Bradytriton
- Conservation status: Endangered (IUCN 3.1)

Scientific classification
- Kingdom: Animalia
- Phylum: Chordata
- Class: Amphibia
- Order: Urodela
- Family: Plethodontidae
- Subfamily: Hemidactyliinae
- Genus: Bradytriton Wake and Elias, 1983
- Species: B. silus
- Binomial name: Bradytriton silus Wake and Elias, 1983

= Bradytriton =

- Authority: Wake and Elias, 1983
- Conservation status: EN
- Parent authority: Wake and Elias, 1983

Genus of amphibians

Bradytriton is a monotypic genus of salamanders in the family Plethodontidae. it is represented by the species Bradytriton silus, commonly known as the Finca Chiblac salamander, and has been considered the sister taxon of the genus Oedipina. It is found in north-western Guatemala and in Chiapas, south-eastern Mexico.

==Description==
Adult males measure 39–53 mm and adult females 49–53 mm in snout–vent length. The body is stocky. The head is relatively broad and essentially continuous with the body. The tail is short and laterally compressed, appearing stout when viewed from the side. The limbs are short and slender with diminutive digits that are, apart from their tips, fused together. Dorsal coloration is reddish brown. The head is mostly black and there are black flecks on the anterior part of the body. The cheeks, sides of the tail, and lower flanks are black with dense white flecks.
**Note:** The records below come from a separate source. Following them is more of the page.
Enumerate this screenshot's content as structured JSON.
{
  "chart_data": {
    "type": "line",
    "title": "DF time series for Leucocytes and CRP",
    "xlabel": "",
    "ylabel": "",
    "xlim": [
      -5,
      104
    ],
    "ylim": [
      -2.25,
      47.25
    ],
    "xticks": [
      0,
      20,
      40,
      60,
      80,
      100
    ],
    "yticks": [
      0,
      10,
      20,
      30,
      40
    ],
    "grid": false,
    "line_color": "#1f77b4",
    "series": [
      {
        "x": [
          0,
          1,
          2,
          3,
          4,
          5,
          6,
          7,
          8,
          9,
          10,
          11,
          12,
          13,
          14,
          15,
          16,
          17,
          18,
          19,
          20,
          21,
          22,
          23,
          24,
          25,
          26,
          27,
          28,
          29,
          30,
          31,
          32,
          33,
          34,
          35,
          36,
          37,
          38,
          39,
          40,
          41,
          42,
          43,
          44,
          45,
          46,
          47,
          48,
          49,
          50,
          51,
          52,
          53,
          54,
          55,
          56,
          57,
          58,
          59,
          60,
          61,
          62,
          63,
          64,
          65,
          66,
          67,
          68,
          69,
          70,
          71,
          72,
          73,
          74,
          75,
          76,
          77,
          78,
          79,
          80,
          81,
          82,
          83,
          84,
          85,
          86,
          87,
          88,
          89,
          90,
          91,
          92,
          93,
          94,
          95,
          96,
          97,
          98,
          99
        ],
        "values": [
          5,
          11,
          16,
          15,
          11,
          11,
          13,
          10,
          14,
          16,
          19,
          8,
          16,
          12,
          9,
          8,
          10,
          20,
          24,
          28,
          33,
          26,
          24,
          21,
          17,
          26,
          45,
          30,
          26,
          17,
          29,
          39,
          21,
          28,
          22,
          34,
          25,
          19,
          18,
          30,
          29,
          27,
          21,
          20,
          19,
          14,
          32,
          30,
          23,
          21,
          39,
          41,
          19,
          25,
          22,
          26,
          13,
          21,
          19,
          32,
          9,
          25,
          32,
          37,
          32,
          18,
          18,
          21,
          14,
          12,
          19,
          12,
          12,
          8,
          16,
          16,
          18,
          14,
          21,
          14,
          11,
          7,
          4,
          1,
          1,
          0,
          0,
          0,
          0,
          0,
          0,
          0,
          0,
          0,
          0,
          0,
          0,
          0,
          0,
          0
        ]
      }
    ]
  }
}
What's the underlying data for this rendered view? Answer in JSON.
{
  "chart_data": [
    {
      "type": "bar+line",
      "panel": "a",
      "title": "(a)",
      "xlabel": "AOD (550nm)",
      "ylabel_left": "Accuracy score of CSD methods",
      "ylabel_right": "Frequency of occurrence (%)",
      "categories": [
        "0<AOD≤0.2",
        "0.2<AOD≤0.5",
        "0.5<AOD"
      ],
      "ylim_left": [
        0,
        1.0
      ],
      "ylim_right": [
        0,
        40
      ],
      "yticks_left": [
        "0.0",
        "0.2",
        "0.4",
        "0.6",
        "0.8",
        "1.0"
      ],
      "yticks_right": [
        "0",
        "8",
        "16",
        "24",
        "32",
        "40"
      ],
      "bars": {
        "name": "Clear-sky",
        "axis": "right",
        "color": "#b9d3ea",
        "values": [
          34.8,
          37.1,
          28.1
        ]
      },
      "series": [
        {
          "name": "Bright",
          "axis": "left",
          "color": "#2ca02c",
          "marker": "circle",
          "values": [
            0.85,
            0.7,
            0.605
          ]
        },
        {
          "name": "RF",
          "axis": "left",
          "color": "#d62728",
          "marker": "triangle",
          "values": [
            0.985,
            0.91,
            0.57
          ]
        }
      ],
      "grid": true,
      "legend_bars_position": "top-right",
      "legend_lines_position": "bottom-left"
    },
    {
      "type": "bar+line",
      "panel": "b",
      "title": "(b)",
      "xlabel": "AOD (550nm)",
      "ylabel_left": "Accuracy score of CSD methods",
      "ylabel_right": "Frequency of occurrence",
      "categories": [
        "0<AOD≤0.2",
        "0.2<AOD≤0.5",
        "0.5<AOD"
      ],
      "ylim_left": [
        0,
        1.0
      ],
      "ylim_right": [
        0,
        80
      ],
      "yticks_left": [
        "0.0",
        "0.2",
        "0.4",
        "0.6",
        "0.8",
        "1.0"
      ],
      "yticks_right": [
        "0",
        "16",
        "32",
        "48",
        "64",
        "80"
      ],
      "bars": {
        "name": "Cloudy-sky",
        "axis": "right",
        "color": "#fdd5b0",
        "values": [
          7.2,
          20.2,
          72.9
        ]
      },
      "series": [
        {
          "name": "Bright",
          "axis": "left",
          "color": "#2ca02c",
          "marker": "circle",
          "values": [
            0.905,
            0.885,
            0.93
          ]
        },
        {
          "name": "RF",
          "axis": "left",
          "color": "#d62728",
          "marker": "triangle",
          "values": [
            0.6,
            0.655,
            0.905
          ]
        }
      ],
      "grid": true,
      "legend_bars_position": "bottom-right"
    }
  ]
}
==Habitat and conservation==
In north-western Guatemala, Bradytriton silus is known from both disturbed and undisturbed wet forest at an elevation of about 1310 m above sea level. Specimens were found under pieces of wood and logs. Development is presumably direct (i.e., no free-living larval stage) and not dependent on water.

The area of the type locality is subject to severe habitat loss caused by the settlement of refugees and expanding agriculture; the species has not been recorded there after 1976, despite later searches. However, another population was reported from Chiapas, Mexico in 2015.